A company that plans to send tourists to near-space by balloon has just completed its first commercial flight.
The Arizona-based company World View lofted two payloads during an umanned balloon flight Sunday (March 8) from southeastern Arizona. The mission was part of NASA's Space Technology Mission Directorate's Flight Opportunities Program, which flies experiments designed by students, educators and researchers.
"World View is committed to furthering stratospheric exploration and research," Taber MacCallum, World View's chief technology officer, said in a statement. "Our first flight as a NASA flight service provider marks the launch of our commercial efforts to aid research and education by providing a new way for NASA and others to access near-space."

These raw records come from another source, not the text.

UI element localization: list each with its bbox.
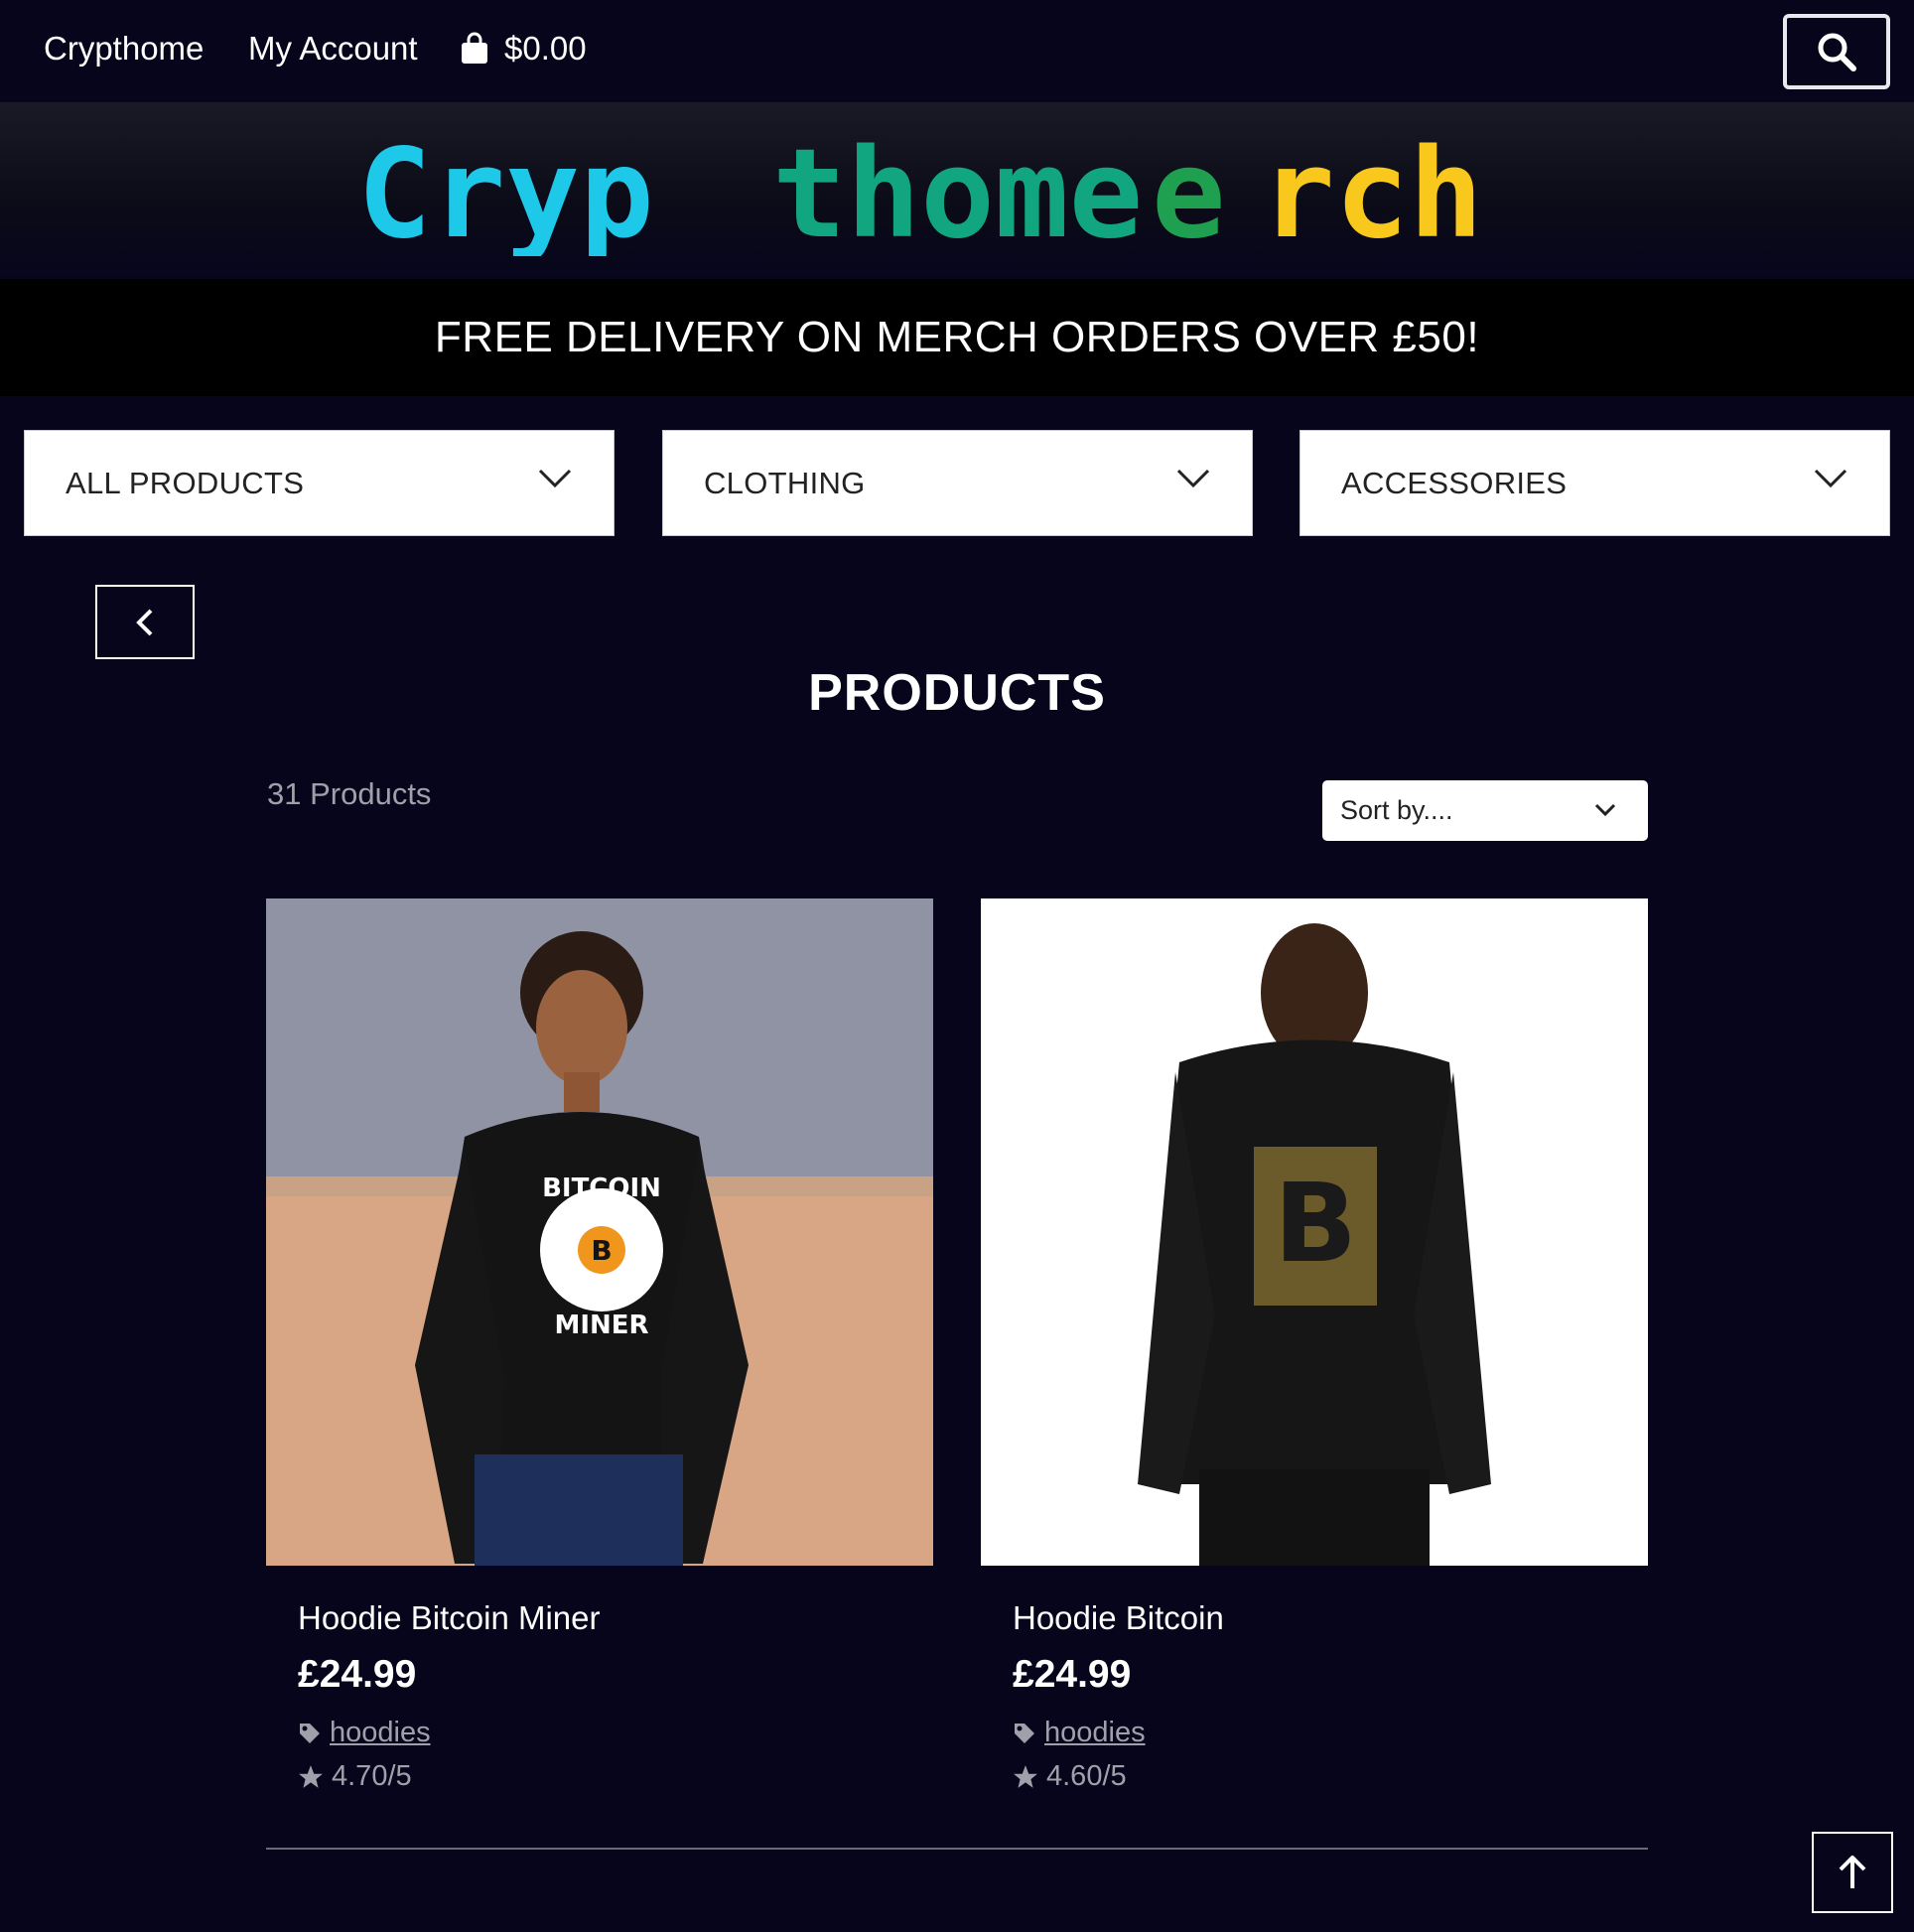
section-divider: [266, 1848, 1648, 1850]
star-icon: [1014, 1764, 1037, 1788]
back-to-top-button[interactable]: [1812, 1832, 1893, 1913]
cart-total: $0.00: [504, 30, 587, 67]
product-count: 31 Products: [267, 776, 432, 811]
chevron-down-icon: [1814, 469, 1847, 488]
logo-part-e: e: [1152, 137, 1226, 256]
tag-icon: [1015, 1723, 1034, 1743]
delivery-banner-text: FREE DELIVERY ON MERCH ORDERS OVER £50!: [434, 313, 1480, 361]
dropdown-label: CLOTHING: [704, 465, 866, 500]
chevron-down-icon: [1176, 469, 1210, 488]
product-rating-value: 4.70/5: [332, 1760, 412, 1792]
chevron-down-icon: [538, 469, 572, 488]
product-price: £24.99: [298, 1653, 417, 1696]
dropdown-all-products[interactable]: ALL PRODUCTS: [24, 430, 615, 536]
product-image[interactable]: B BITCOIN MINER: [266, 898, 933, 1566]
sort-select[interactable]: Sort by....: [1322, 780, 1648, 841]
product-name[interactable]: Hoodie Bitcoin Miner: [298, 1599, 600, 1637]
product-rating: 4.70/5: [298, 1760, 412, 1793]
dropdown-accessories[interactable]: ACCESSORIES: [1299, 430, 1890, 536]
product-card[interactable]: B BITCOIN MINER Hoodie Bitcoin Miner £24…: [266, 898, 933, 1792]
logo-part-rch: rch: [1261, 137, 1483, 256]
svg-text:B: B: [591, 1234, 612, 1267]
arrow-up-icon: [1839, 1856, 1866, 1888]
dropdown-label: ALL PRODUCTS: [66, 465, 305, 500]
logo-part-thome: thome: [772, 137, 1143, 256]
dropdown-clothing[interactable]: CLOTHING: [662, 430, 1253, 536]
print-text-bottom: MINER: [554, 1311, 648, 1340]
sort-label: Sort by....: [1340, 795, 1453, 825]
svg-text:B: B: [1274, 1160, 1357, 1287]
star-icon: [299, 1764, 323, 1788]
nav-account-link[interactable]: My Account: [248, 30, 418, 68]
delivery-banner: FREE DELIVERY ON MERCH ORDERS OVER £50!: [0, 279, 1914, 396]
product-rating-value: 4.60/5: [1046, 1760, 1127, 1792]
search-icon: [1818, 33, 1856, 71]
search-button[interactable]: [1783, 14, 1890, 89]
logo-part-cryp: Cryp: [357, 137, 654, 256]
print-text-top: BITCOIN: [542, 1173, 661, 1203]
dropdown-label: ACCESSORIES: [1341, 465, 1568, 500]
top-nav: Crypthome My Account $0.00: [0, 0, 1914, 102]
product-tag-link[interactable]: hoodies: [330, 1717, 431, 1749]
product-tag: hoodies: [298, 1717, 431, 1749]
page-title: PRODUCTS: [808, 664, 1106, 722]
product-price: £24.99: [1013, 1653, 1132, 1696]
crypthomerch-logo[interactable]: Cryp thome e rch: [357, 137, 1549, 256]
product-card[interactable]: B Hoodie Bitcoin £24.99 hoodies 4.60/5: [981, 898, 1648, 1792]
chevron-down-icon: [1594, 803, 1616, 817]
bag-icon: [462, 32, 487, 64]
tag-icon: [300, 1723, 320, 1743]
chevron-left-icon: [136, 609, 153, 635]
product-rating: 4.60/5: [1013, 1760, 1127, 1793]
product-image[interactable]: B: [981, 898, 1648, 1566]
logo-banner: Cryp thome e rch: [0, 102, 1914, 279]
product-tag-link[interactable]: hoodies: [1044, 1717, 1146, 1749]
product-name[interactable]: Hoodie Bitcoin: [1013, 1599, 1224, 1637]
back-button[interactable]: [95, 585, 195, 659]
nav-home-link[interactable]: Crypthome: [44, 30, 204, 68]
product-tag: hoodies: [1013, 1717, 1146, 1749]
nav-cart-link[interactable]: $0.00: [459, 30, 587, 68]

One of the experiments measured the properties of cosmic rays, which are believed to emanate from supernova explosions. The payload was developed by 18 undergraduate students and three faculty members at Gannon University in Pennsylvania.
The second experiment, known as the Planetary Atmospheres Minor Species Sensor, is designed to measure the distribution of gases in the air of Earth and other worlds. It was designed by students from the Florida Space Institute at the University of Central Florida.
"Many types of space applications and research need more access to near-space than has been possible previously," World View chief scientist Alan Stern, who is also principal investigator of NASA's Pluto-bound New Horizons mission, said in the same statement..
"With this flight," Stern added, "World View illustrates its ability to provide expanded access to the near-space environment for NASA, private corporations and universities."
In February, Arizona-based World View announced it had broken the world altitude record for a parafoil flight. The altitude of 102,200 feet (31,151 meters) is the same that officials hope to reach when they loft passengers, officials added.
World View's passenger flights would cost $75,000 per person and would soar high enough for passengers to see black sky and the curvature of the Earth. Last year, the organization said it plans to offer these flights starting in 2016.